Ill lento processo di degrado ambientale attira meno attenzione rispetto ad
eventi estremi quali le inondazioni e le tempeste: nondimeno 1,6 milioni di
persone, specialmente in Africa, hanno subito le conseguenze di periodi di
siccità tra il 1979 e il 2008, più del doppio di quanti sono stati colpiti
dalle tempeste.
In questi
contesti, le migrazioni svolgono già un ruolo significativo come meccanismo di
adattamento. In Mali, ad esempio, si assiste alla migrazione interna dal nord
al sud del paese, e alla migrazione regionale verso le aree costiere
dell’Africa occidentale. Questi spostamenti, che rispondono ad una strategia
spontanea di adattamento alla siccità, alleviano la pressione esistente su di
un ecosistema fragile, trasferendola però verso un altro.

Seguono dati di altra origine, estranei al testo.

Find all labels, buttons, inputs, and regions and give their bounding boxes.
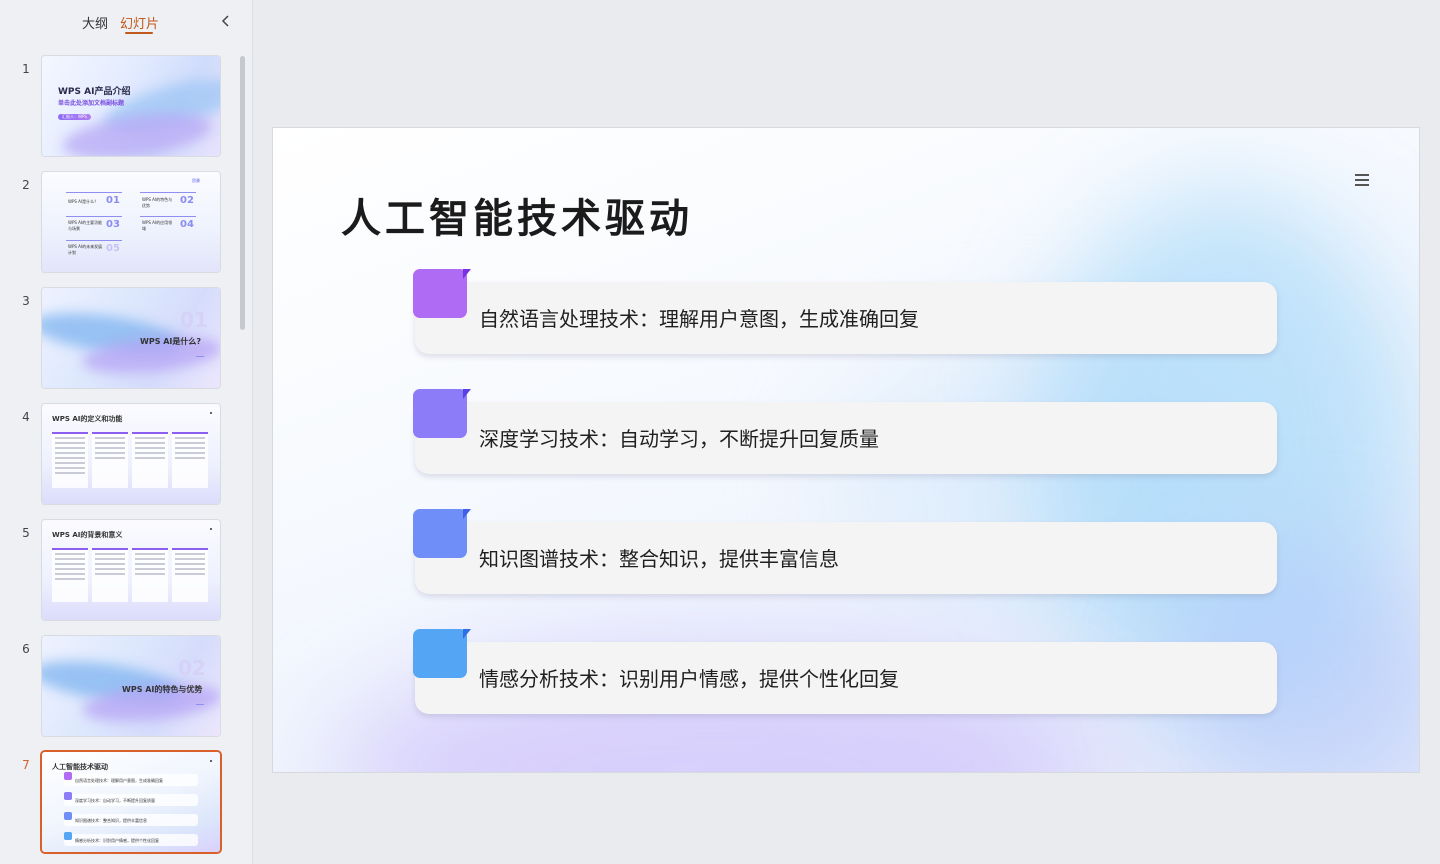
thumbnail-number: 7 [22,758,30,772]
thumbnail-row: 2 目录 WPS AI是什么？ 01 WPS AI的特色与优势 02 WPS A… [0,172,240,274]
thumbnail-number: 5 [22,526,30,540]
thumbnail-label: 目录 [192,178,200,183]
thumbnail-row: 6 02 WPS AI的特色与优势 [0,636,240,738]
list-item[interactable]: 自然语言处理技术：理解用户意图，生成准确回复 [413,269,1279,355]
content-column [52,432,88,488]
toc-entry-number: 01 [106,195,120,206]
thumbnail-title: WPS AI的背景和意义 [52,531,123,539]
item-color-tab [413,509,471,558]
content-column [92,548,128,602]
menu-dot [210,760,212,762]
toc-entry-text: WPS AI的主要功能与场景 [68,220,103,231]
slide-thumbnail-panel: 大纲 幻灯片 1 WPS AI产品介绍 单击此处添加文档副标题 汇报人：WPS … [0,0,253,864]
thumbnail-number: 3 [22,294,30,308]
divider [140,192,196,193]
thumbnail-title: WPS AI的定义和功能 [52,415,123,423]
card-tab [64,812,72,820]
card-tab [64,772,72,780]
content-column [132,432,168,488]
slide-thumbnail-4[interactable]: WPS AI的定义和功能 [42,404,220,504]
card-tab [64,832,72,840]
chevron-left-icon [221,15,229,27]
tab-outline[interactable]: 大纲 [82,13,108,32]
thumbnail-number: 6 [22,642,30,656]
item-text[interactable]: 自然语言处理技术：理解用户意图，生成准确回复 [479,303,919,332]
thumbnail-row: 1 WPS AI产品介绍 单击此处添加文档副标题 汇报人：WPS [0,56,240,158]
content-column [92,432,128,488]
section-number: 01 [180,308,208,332]
divider [196,356,204,357]
divider [196,704,204,705]
list-item[interactable]: 知识图谱技术：整合知识，提供丰富信息 [413,509,1279,595]
list-item[interactable]: 情感分析技术：识别用户情感，提供个性化回复 [413,629,1279,715]
section-number: 02 [178,656,206,680]
content-column [172,432,208,488]
slide-thumbnail-5[interactable]: WPS AI的背景和意义 [42,520,220,620]
item-text[interactable]: 情感分析技术：识别用户情感，提供个性化回复 [479,663,899,692]
toc-entry-text: WPS AI的特色与优势 [142,197,173,208]
item-text[interactable]: 知识图谱技术：整合知识，提供丰富信息 [479,543,839,572]
tab-slides[interactable]: 幻灯片 [120,13,159,32]
content-column [52,548,88,602]
menu-dot [210,528,212,530]
active-tab-indicator [125,32,153,34]
thumbnail-title: WPS AI产品介绍 [58,87,131,97]
thumbnail-subtitle: 单击此处添加文档副标题 [58,100,125,107]
divider [66,216,122,217]
toc-entry-number: 02 [180,195,194,206]
thumbnail-row: 5 WPS AI的背景和意义 [0,520,240,622]
card-text: 情感分析技术：识别用户情感，提供个性化回复 [75,838,159,843]
toc-entry-number: 04 [180,219,194,230]
collapse-panel-button[interactable] [218,13,234,29]
divider [66,240,122,241]
thumbnail-number: 2 [22,178,30,192]
slide-thumbnail-7[interactable]: 人工智能技术驱动 自然语言处理技术：理解用户意图，生成准确回复 深度学习技术：自… [42,752,220,852]
card-text: 自然语言处理技术：理解用户意图，生成准确回复 [75,778,163,783]
toc-entry-text: WPS AI是什么？ [68,199,99,204]
thumbnail-title: WPS AI的特色与优势 [122,685,203,694]
item-color-tab [413,389,471,438]
slide-thumbnail-3[interactable]: 01 WPS AI是什么? [42,288,220,388]
thumbnail-title: WPS AI是什么? [140,337,202,346]
toc-entry-number: 03 [106,219,120,230]
thumbnail-pill: 汇报人：WPS [58,114,91,120]
list-item[interactable]: 深度学习技术：自动学习，不断提升回复质量 [413,389,1279,475]
thumbnail-title: 人工智能技术驱动 [52,763,108,771]
menu-icon[interactable] [1355,174,1369,188]
content-column [132,548,168,602]
toc-entry-number: 05 [106,243,120,254]
menu-dot [210,412,212,414]
divider [140,216,196,217]
toc-entry-text: WPS AI的未来发展计划 [68,244,103,255]
card-text: 深度学习技术：自动学习，不断提升回复质量 [75,798,155,803]
thumbnail-row: 4 WPS AI的定义和功能 [0,404,240,506]
content-column [172,548,208,602]
item-color-tab [413,269,471,318]
card-text: 知识图谱技术：整合知识，提供丰富信息 [75,818,147,823]
slide-title[interactable]: 人工智能技术驱动 [341,186,693,244]
toc-entry-text: WPS AI的应用领域 [142,220,173,231]
slide-thumbnail-2[interactable]: 目录 WPS AI是什么？ 01 WPS AI的特色与优势 02 WPS AI的… [42,172,220,272]
item-color-tab [413,629,471,678]
thumbnail-number: 4 [22,410,30,424]
divider [66,192,122,193]
thumbnail-row: 7 人工智能技术驱动 自然语言处理技术：理解用户意图，生成准确回复 深度学习技术… [0,752,240,854]
slide-canvas[interactable]: 人工智能技术驱动 自然语言处理技术：理解用户意图，生成准确回复 深度学习技术：自… [273,128,1419,772]
panel-tabs: 大纲 幻灯片 [0,0,253,44]
card-tab [64,792,72,800]
slide-thumbnail-6[interactable]: 02 WPS AI的特色与优势 [42,636,220,736]
thumbnail-number: 1 [22,62,30,76]
item-text[interactable]: 深度学习技术：自动学习，不断提升回复质量 [479,423,879,452]
thumbnail-scrollbar[interactable] [240,56,245,330]
slide-thumbnail-1[interactable]: WPS AI产品介绍 单击此处添加文档副标题 汇报人：WPS [42,56,220,156]
thumbnail-row: 3 01 WPS AI是什么? [0,288,240,390]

Mentre alcuni Piani d’Azione Nazionali di
Adattamento (NAPA) - elaborati dai paesi meno sviluppati per adattarsi al
cambiamento climatico – includono riferimenti alle migrazioni, sforzi più ampi
possono essere intrapresi per rafforzare il ruolo delle migrazioni a fini di
adattamento.
“Sappiamo tutti che non esiste una soluzione unica alle sfide del
cambiamento climatico.Dobbiamo utilizzare tutti gli strumenti a nostra
disposizione, e la migrazione è uno di questi. È stato riconosciuto come le
migrazioni possano contribuire – ed effettivamente contribuiscano – allo
sviluppo dei paesi d’origine e di destinazione. I piani di adattamento devono
includere il rafforzamento del legame tra migrazione e sviluppo e l’utilizzo
dei benefici che le migrazioni temporanee e circolari possono apportare alle
comunità vulnerabili” ha affermato Swing.
La potenziale
ampiezza delle migrazioni future renderà necessario il sostegno internazionale
per i paesi più toccati dalle migrazioni ambientali interne o da paesi
limitrofi, poiché i paesi meno sviluppati non avranno le capacità o le risorse
per rispondere a questi flussi.
“Il sostegno finanziario destinato alle conseguenze migratorie del
degrado ambientale e del cambiamento climatico non dovrà andare a discapito
dell’assistenza allo sviluppo, che ha già subito gli effetti della crisi
economica, ma dovrà invece aggiungersi a questi aiuti, affinché i paesi in via
di sviluppo possano adattarsi all’impatto umanitario”, aggiunge Swing.
Le migrazioni
ambientali rivestiranno però un’importanza crescente anche per i paesi
industrializzati, che non hanno ancora sviluppato alcuna politica per
rispondere a questo problema.
Citando zone
sensibili in numerosi paesi in Asia, Africa, America centrale e meridionale
caratterizzati da alti tassi di emigrazione, considerabili difficoltà
socio-economiche e disastri di origine climatica a lenta evoluzione che si
ripercuotono anche sulla sicurezza alimentare, un rapporto recentemente
pubblicato dall’OIM sostiene che l’assenza di politiche sulla migrazione
ambientale metterà in difficoltà anche i paesi industrializzati, nel momento in
cui affronteranno la questione.
Swing conclude
quindi affermando che “i cambiamenti climatici, le tendenze demografiche e la
globalizzazione indicano che in futuro le migrazioni aumenteranno. Ciò
significa che il benessere di un maggior numero di persone e di comunità
dipenderà dalla nostra abilità di gestire le migrazioni in modo da aumentarne
benefici ed opportunità e ridurne le sofferenze. In questa equazione, gli
effetti del cambiamento climatico costituiranno una variabile sempre più
importante. Dobbiamo prevedere e pianificare il cambiamento; dobbiamo elaborare
soluzioni integrate che colleghino le migrazioni e l’adattamento al cambiamento
climatico; e dobbiamo essere preparati a rispondere alle sfide umanitarie che
il cambiamento climatico ci sta presentando già oggi”.